All compilers are correct.
A constexpr function is a function that can be computed compile-time or run-time, according to the circumstances.
Pretending there isn't the as-if rule, we can say that the compiler must compute compile-time when the result of a constexpr function goes somewhere where is requested to be known compile time.
By example, the size of an array
int a[square(10)];
or a template parameter
std::array<int, square(10)> a;
or a constexpr variable
constexpr int a { square(10) };
There are circumstances where the function must be computed run-time, as when receive run-time known input values; by example
int a;
std::cin >> a;
int b { square(a) };
Otherwise the compiler can choose if compute the value compile-time or run-time.
In your first version
int a = square(2);
we are in the compiler-can-choose area, because 2 is known compile-time, so the compiler can choose the compile-time computation, but the value is requested for a not constexpr variable, so a compile-time value isn't necessary.
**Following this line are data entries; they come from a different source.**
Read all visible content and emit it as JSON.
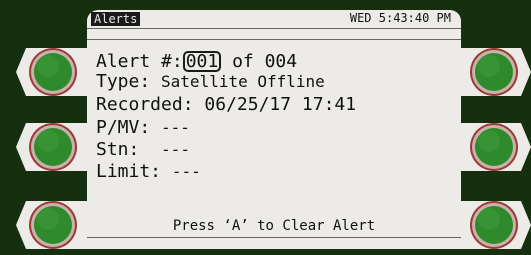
{
  "status_bar": {
    "tab": "Alerts",
    "datetime": "WED 5:43:40 PM"
  },
  "alert": {
    "number_label": "Alert #:",
    "index": "001",
    "of_label": "of",
    "total": "004",
    "type_label": "Type:",
    "type_value": "Satellite Offline",
    "recorded_label": "Recorded:",
    "recorded_value": "06/25/17 17:41",
    "pmv_label": "P/MV:",
    "pmv_value": "---",
    "stn_label": "Stn:",
    "stn_value": "---",
    "limit_label": "Limit:",
    "limit_value": "---"
  },
  "prompt": "Press ‘A’ to Clear Alert",
  "colors": {
    "background": "#162f0e",
    "screen": "#ecebe7",
    "softkey": "#2f8a2c",
    "softkey_ring": "#c8b2ac"
  }
}
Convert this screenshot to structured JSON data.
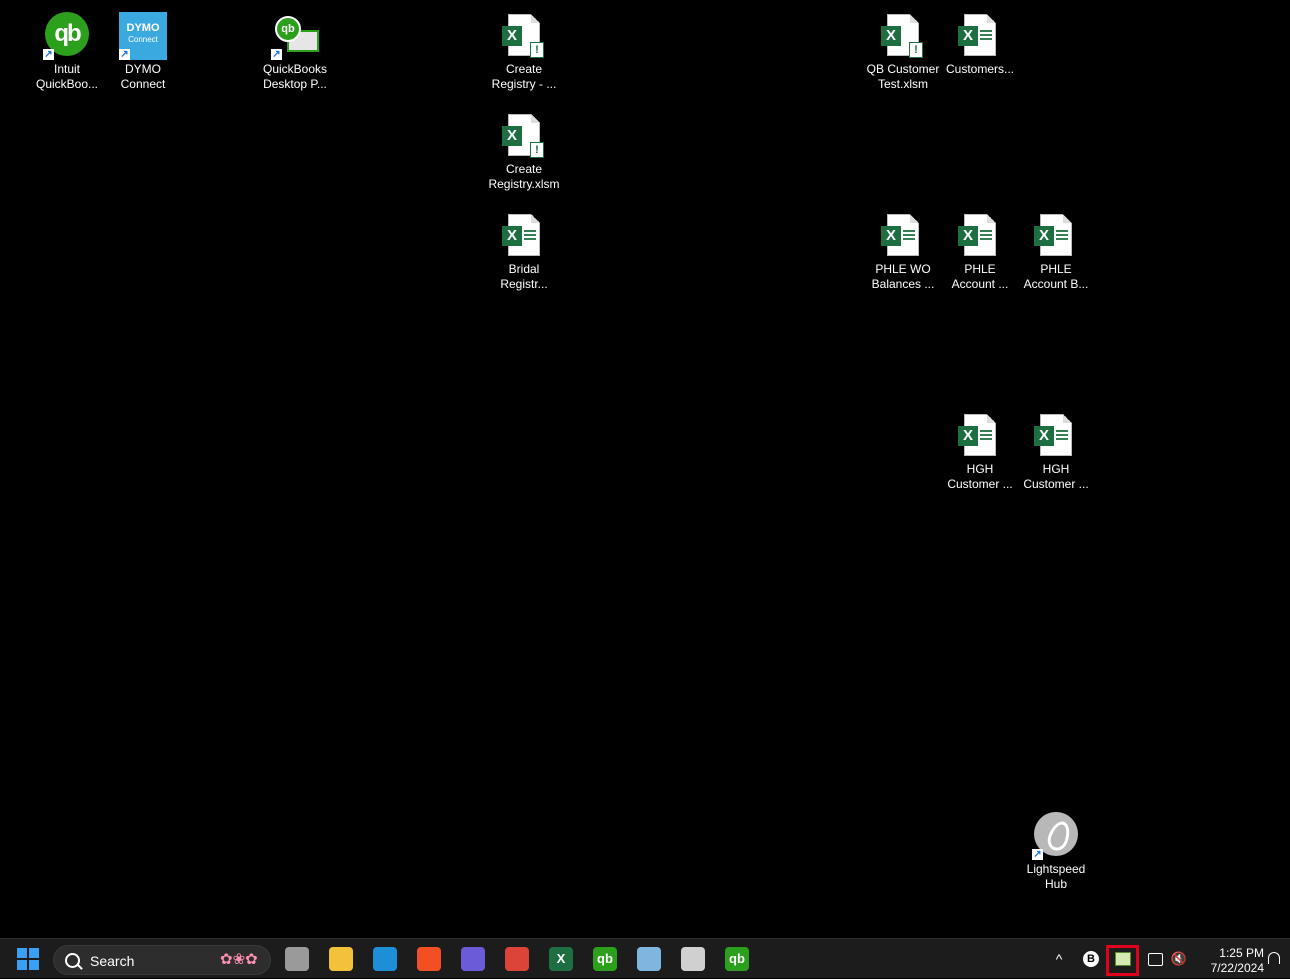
{
  "desktop": {
    "icons": [
      {
        "label": "Intuit\nQuickBoo...",
        "icon": "quickbooks-icon",
        "shortcut": true
      },
      {
        "label": "DYMO\nConnect",
        "icon": "dymo-connect-icon",
        "shortcut": true,
        "logo_text_1": "DYMO",
        "logo_text_2": "Connect"
      },
      {
        "label": "QuickBooks\nDesktop P...",
        "icon": "quickbooks-desktop-icon",
        "shortcut": true
      },
      {
        "label": "Create\nRegistry - ...",
        "icon": "excel-macro-file-icon"
      },
      {
        "label": "Create\nRegistry.xlsm",
        "icon": "excel-macro-file-icon"
      },
      {
        "label": "Bridal\nRegistr...",
        "icon": "excel-file-icon"
      },
      {
        "label": "QB Customer\nTest.xlsm",
        "icon": "excel-macro-file-icon"
      },
      {
        "label": "Customers...",
        "icon": "excel-file-icon"
      },
      {
        "label": "PHLE WO\nBalances ...",
        "icon": "excel-file-icon"
      },
      {
        "label": "PHLE\nAccount ...",
        "icon": "excel-file-icon"
      },
      {
        "label": "PHLE\nAccount B...",
        "icon": "excel-file-icon"
      },
      {
        "label": "HGH\nCustomer ...",
        "icon": "excel-file-icon"
      },
      {
        "label": "HGH\nCustomer ...",
        "icon": "excel-file-icon"
      },
      {
        "label": "Lightspeed\nHub",
        "icon": "lightspeed-icon",
        "shortcut": true
      }
    ]
  },
  "taskbar": {
    "start": "windows-start-icon",
    "search": {
      "label": "Search"
    },
    "pinned": [
      {
        "name": "task-view-icon",
        "glyph": "",
        "color": "#9a9a9a"
      },
      {
        "name": "file-explorer-icon",
        "glyph": "",
        "color": "#f3c13a"
      },
      {
        "name": "edge-icon",
        "glyph": "",
        "color": "#1e8fd6"
      },
      {
        "name": "microsoft-store-icon",
        "glyph": "",
        "color": "#f25022"
      },
      {
        "name": "copilot-icon",
        "glyph": "",
        "color": "#6b5bd6"
      },
      {
        "name": "chrome-icon",
        "glyph": "",
        "color": "#db4437"
      },
      {
        "name": "excel-icon",
        "glyph": "X",
        "color": "#1d6f42"
      },
      {
        "name": "quickbooks-icon",
        "glyph": "qb",
        "color": "#2ca01c"
      },
      {
        "name": "monitor-app-icon",
        "glyph": "",
        "color": "#7fb6e0"
      },
      {
        "name": "snipping-tool-icon",
        "glyph": "",
        "color": "#d0d0d0"
      },
      {
        "name": "quickbooks-desktop-icon",
        "glyph": "qb",
        "color": "#2ca01c"
      }
    ],
    "tray": {
      "overflow_glyph": "^",
      "b_badge": "B",
      "clock_time": "1:25 PM",
      "clock_date": "7/22/2024",
      "mute_glyph": "🔇",
      "highlight_color": "#e0001b"
    }
  }
}
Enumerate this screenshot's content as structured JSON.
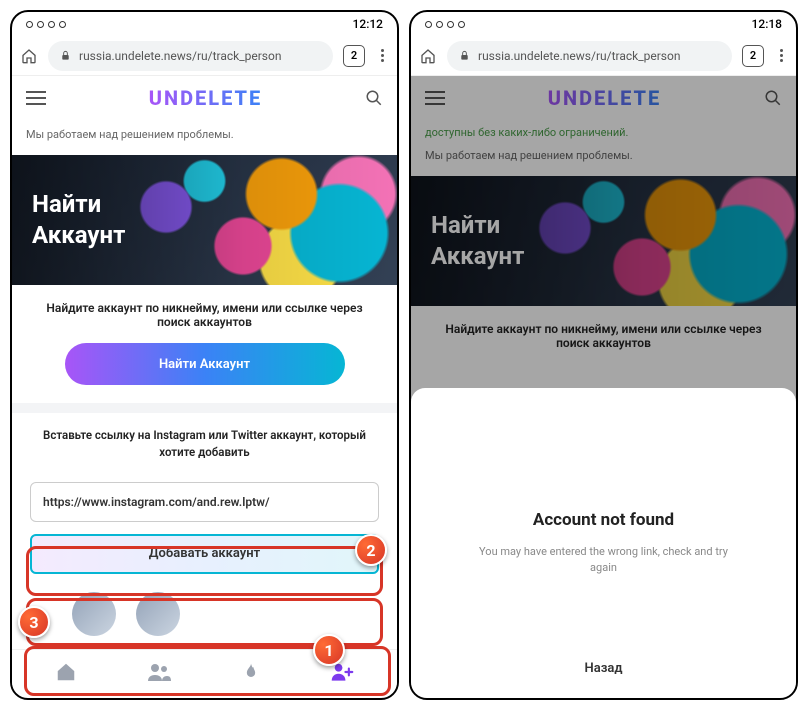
{
  "status": {
    "time_left": "12:12",
    "time_right": "12:18"
  },
  "browser": {
    "url": "russia.undelete.news/ru/track_person",
    "tabs": "2"
  },
  "site": {
    "logo": "UNDELETE",
    "green_note": "доступны без каких-либо ограничений.",
    "notice": "Мы работаем над решением проблемы.",
    "hero_line1": "Найти",
    "hero_line2": "Аккаунт",
    "subtext": "Найдите аккаунт по никнейму, имени или ссылке через поиск аккаунтов",
    "find_btn": "Найти Аккаунт",
    "paste_text": "Вставьте ссылку на Instagram или Twitter аккаунт, который хотите добавить",
    "input_value": "https://www.instagram.com/and.rew.lptw/",
    "add_btn": "Добавать аккаунт"
  },
  "sheet": {
    "title": "Account not found",
    "msg": "You may have entered the wrong link, check and try again",
    "back": "Назад"
  },
  "markers": {
    "m1": "1",
    "m2": "2",
    "m3": "3"
  }
}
And you see that two compilers are computing compile-time and two others run-time. Generally, this kind of behavior heavily depends on the optimization level. In fact, all compilers produce a different output after adding -O2 to the compile flags in your example.
In your second version
constexpr int c = square(2);
the square() value is requested for a constexpr variable, so all compilers must compute square(2) compile-time (and they can do it, because 2 is a value known compile-time).